His successor as Archbishop of St Andrews and Edinburgh, Leo Cushley, has insisted that only the Vatican can initiate an inquiry into O'Brien's sexual behaviour, which lie at the centre of the allegations, but he has agreed to an investigation into his financial actions.
Yesterday, it was reported that the former priest and three priests felt that the Catholic Church had blocked investigation into O'Brien's behaviour.
One said: "They have passed the buck, misrepresented the truth... and having asked for our trust and co-operation, shamelessly procrastinated and hidden behind a veneer of diplomacy and charm.
"I want to ask Pope Francis, can you sort this out?"

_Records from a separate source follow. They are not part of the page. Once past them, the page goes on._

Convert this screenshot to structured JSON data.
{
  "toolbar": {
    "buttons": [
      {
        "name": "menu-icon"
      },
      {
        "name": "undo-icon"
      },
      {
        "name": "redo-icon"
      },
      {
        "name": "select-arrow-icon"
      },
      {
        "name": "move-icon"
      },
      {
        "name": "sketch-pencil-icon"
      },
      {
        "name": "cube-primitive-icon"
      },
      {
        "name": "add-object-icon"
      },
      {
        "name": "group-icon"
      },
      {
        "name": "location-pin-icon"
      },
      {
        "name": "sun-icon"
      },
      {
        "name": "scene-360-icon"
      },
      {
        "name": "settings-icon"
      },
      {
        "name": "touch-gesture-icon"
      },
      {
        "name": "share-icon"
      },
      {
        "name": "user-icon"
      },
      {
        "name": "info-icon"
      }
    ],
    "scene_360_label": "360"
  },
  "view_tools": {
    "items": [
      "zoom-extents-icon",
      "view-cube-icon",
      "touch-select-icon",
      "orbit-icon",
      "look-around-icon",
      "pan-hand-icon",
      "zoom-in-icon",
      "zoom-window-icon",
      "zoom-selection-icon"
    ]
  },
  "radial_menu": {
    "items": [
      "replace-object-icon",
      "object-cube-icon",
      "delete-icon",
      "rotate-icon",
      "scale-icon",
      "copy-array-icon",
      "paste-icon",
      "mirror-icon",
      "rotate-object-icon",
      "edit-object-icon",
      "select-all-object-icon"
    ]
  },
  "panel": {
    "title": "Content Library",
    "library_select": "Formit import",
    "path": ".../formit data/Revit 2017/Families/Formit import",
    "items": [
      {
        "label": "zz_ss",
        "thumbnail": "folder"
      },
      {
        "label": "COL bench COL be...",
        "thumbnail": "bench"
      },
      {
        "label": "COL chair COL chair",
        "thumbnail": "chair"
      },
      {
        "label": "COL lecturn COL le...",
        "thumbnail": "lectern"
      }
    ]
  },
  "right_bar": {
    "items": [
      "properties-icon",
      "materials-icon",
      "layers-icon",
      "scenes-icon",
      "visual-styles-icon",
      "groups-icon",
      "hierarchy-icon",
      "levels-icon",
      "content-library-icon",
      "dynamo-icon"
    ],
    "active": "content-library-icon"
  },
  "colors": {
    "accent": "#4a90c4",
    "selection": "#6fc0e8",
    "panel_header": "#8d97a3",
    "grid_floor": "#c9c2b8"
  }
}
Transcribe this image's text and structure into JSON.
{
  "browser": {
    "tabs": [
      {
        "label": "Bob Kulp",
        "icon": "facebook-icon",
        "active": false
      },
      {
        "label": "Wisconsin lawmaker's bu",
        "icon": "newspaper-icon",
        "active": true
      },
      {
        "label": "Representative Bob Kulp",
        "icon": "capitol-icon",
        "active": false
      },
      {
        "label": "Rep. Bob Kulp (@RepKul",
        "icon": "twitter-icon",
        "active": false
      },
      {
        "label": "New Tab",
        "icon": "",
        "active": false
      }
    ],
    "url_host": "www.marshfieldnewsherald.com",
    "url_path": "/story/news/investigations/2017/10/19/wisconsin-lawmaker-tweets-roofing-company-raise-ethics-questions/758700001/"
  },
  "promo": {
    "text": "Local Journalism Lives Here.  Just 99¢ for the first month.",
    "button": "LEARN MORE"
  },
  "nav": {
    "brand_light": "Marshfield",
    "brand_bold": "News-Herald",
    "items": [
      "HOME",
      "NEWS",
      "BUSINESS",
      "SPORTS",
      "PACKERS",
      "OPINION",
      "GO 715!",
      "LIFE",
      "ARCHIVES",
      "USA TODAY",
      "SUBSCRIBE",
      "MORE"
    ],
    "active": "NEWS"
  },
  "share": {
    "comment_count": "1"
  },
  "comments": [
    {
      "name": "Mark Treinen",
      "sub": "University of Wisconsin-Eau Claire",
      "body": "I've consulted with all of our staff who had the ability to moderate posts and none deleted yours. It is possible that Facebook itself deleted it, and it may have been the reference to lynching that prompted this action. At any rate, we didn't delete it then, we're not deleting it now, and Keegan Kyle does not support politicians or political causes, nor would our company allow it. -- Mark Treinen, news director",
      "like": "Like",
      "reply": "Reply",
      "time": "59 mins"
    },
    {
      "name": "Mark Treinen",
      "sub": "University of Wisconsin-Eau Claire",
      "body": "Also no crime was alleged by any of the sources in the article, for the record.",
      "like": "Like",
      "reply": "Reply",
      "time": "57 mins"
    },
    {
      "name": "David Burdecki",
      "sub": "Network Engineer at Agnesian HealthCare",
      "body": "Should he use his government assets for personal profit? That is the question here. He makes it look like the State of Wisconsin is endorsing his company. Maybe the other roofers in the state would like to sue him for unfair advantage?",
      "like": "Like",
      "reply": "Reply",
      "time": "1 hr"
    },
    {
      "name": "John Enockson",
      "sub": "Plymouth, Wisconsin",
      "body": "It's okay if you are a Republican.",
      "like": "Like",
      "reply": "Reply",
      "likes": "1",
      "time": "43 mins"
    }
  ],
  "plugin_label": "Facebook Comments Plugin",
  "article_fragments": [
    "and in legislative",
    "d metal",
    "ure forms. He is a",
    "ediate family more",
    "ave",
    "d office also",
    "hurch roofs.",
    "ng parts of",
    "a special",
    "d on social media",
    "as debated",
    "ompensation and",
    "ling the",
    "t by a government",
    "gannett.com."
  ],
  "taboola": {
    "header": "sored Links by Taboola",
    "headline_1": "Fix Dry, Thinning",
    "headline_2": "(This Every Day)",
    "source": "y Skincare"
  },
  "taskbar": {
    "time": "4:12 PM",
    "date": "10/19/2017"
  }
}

Archbishop Cushley has insisted he cannot take action himself over allegations, but would pass requests to the Pope.
A spokesman for Archbishop Cushley said: "The matter remains one which is subject to a decision by the Holy See alone.
"Archbishop Cushley has listened to the parties concerned and will transmit any information provided to him to the Holy See.
"Archbishop Cushley will assist in any way he can in order to help bring a just and equitable conclusion to the matter for all involved.
"Any decision on further action will be a matter for the Holy See as jurisdiction in the matter rests with the Pope."
Last week the Archbishop travelled to Rome, and assured the complainants that their requests would be personally delivered.